Published May 27, 2009, 12:00 AM

Environmental lawsuit against Duluth schools dropped

A lawsuit over the potential environmental impact of the Duluth school district’s long-range facilities plan has been dropped, said Harry Welty, a party involved with the case and a member of Let Duluth Vote.

A lawsuit over the potential environmental impact of the Duluth school district’s long-range facilities plan has been dropped, said Harry Welty, a party involved with the case and a member of Let Duluth Vote.

No one showed up for a hearing on the suit scheduled for court today, which probably led the presiding judge to dismiss it, Welty said.

“The judge looked around the empty room and I presume, since I wasn’t there, that he said ok that’s it for this one,” he said.

The case was filed against the city last May after the Duluth Planning Commission decided not to require the district to complete an Environmental Assessment Worksheet on the $293 million long-range facilities plan.

It took a turn recently when the Twin Cities attorney representing Petitioners for the Protection of Water and Wildlife alleged that he wasn’t getting adequately paid for his work, something Welty said is an unfair characterization of what happened.

“Grant Merrit was milking us for money, that is my own personal opinion,” Welty said. “After initially talking to this affable guy I saw lots of bills piling up and not a lot of work getting done.”

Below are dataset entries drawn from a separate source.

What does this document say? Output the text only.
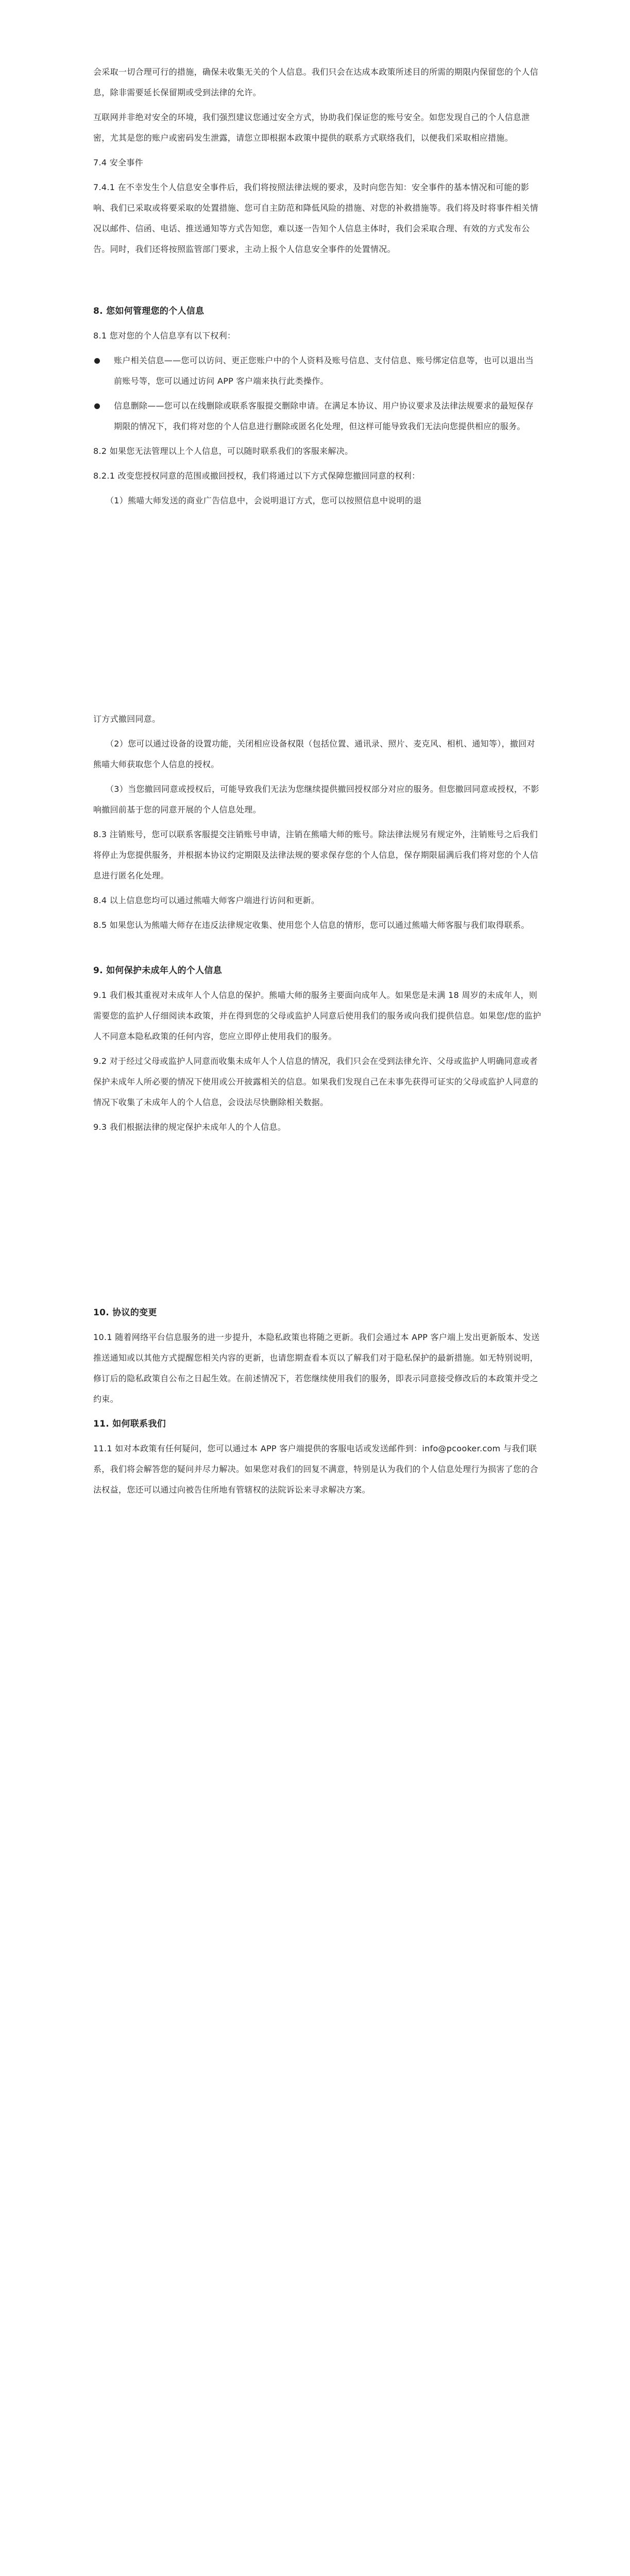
会采取一切合理可行的措施，确保未收集无关的个人信息。我们只会在达成本政策所述目的所需的期限内保留您的个人信息，除非需要延长保留期或受到法律的允许。

互联网并非绝对安全的环境，我们强烈建议您通过安全方式，协助我们保证您的账号安全。如您发现自己的个人信息泄密，尤其是您的账户或密码发生泄露，请您立即根据本政策中提供的联系方式联络我们，以便我们采取相应措施。

7.4 安全事件

7.4.1 在不幸发生个人信息安全事件后，我们将按照法律法规的要求，及时向您告知：安全事件的基本情况和可能的影响、我们已采取或将要采取的处置措施、您可自主防范和降低风险的措施、对您的补救措施等。我们将及时将事件相关情况以邮件、信函、电话、推送通知等方式告知您，难以逐一告知个人信息主体时，我们会采取合理、有效的方式发布公告。同时，我们还将按照监管部门要求，主动上报个人信息安全事件的处置情况。

8. 您如何管理您的个人信息

8.1 您对您的个人信息享有以下权利：

账户相关信息——您可以访问、更正您账户中的个人资料及账号信息、支付信息、账号绑定信息等，也可以退出当前账号等，您可以通过访问 APP 客户端来执行此类操作。

信息删除——您可以在线删除或联系客服提交删除申请。在满足本协议、用户协议要求及法律法规要求的最短保存期限的情况下，我们将对您的个人信息进行删除或匿名化处理，但这样可能导致我们无法向您提供相应的服务。

8.2 如果您无法管理以上个人信息，可以随时联系我们的客服来解决。

8.2.1 改变您授权同意的范围或撤回授权，我们将通过以下方式保障您撤回同意的权利：

（1）熊喵大师发送的商业广告信息中，会说明退订方式，您可以按照信息中说明的退

订方式撤回同意。

（2）您可以通过设备的设置功能，关闭相应设备权限（包括位置、通讯录、照片、麦克风、相机、通知等），撤回对熊喵大师获取您个人信息的授权。

（3）当您撤回同意或授权后，可能导致我们无法为您继续提供撤回授权部分对应的服务。但您撤回同意或授权，不影响撤回前基于您的同意开展的个人信息处理。

8.3 注销账号，您可以联系客服提交注销账号申请，注销在熊喵大师的账号。除法律法规另有规定外，注销账号之后我们将停止为您提供服务，并根据本协议约定期限及法律法规的要求保存您的个人信息，保存期限届满后我们将对您的个人信息进行匿名化处理。

8.4 以上信息您均可以通过熊喵大师客户端进行访问和更新。

8.5 如果您认为熊喵大师存在违反法律规定收集、使用您个人信息的情形，您可以通过熊喵大师客服与我们取得联系。

9. 如何保护未成年人的个人信息

9.1 我们极其重视对未成年人个人信息的保护。熊喵大师的服务主要面向成年人。如果您是未满 18 周岁的未成年人，则需要您的监护人仔细阅读本政策，并在得到您的父母或监护人同意后使用我们的服务或向我们提供信息。如果您/您的监护人不同意本隐私政策的任何内容，您应立即停止使用我们的服务。

9.2 对于经过父母或监护人同意而收集未成年人个人信息的情况，我们只会在受到法律允许、父母或监护人明确同意或者保护未成年人所必要的情况下使用或公开披露相关的信息。如果我们发现自己在未事先获得可证实的父母或监护人同意的情况下收集了未成年人的个人信息，会设法尽快删除相关数据。

9.3 我们根据法律的规定保护未成年人的个人信息。

10. 协议的变更

10.1 随着网络平台信息服务的进一步提升，本隐私政策也将随之更新。我们会通过本 APP 客户端上发出更新版本、发送推送通知或以其他方式提醒您相关内容的更新，也请您期查看本页以了解我们对于隐私保护的最新措施。如无特别说明，修订后的隐私政策自公布之日起生效。在前述情况下，若您继续使用我们的服务，即表示同意接受修改后的本政策并受之约束。

11. 如何联系我们

11.1 如对本政策有任何疑问，您可以通过本 APP 客户端提供的客服电话或发送邮件到：info@pcooker.com 与我们联系，我们将会解答您的疑问并尽力解决。如果您对我们的回复不满意，特别是认为我们的个人信息处理行为损害了您的合法权益，您还可以通过向被告住所地有管辖权的法院诉讼来寻求解决方案。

Merrit said Welty's comments are unfair.

“[Welty] is an irresponsible publicity seeker and he should check his facts before he does his usual grand standing,” Merrit said. “We spent considerable time on this case for which we were never paid.”

Let Duluth Vote is still tied up in a separate lawsuit with the district that takes issue with the contract between the district and consulting firm Johnson Controls.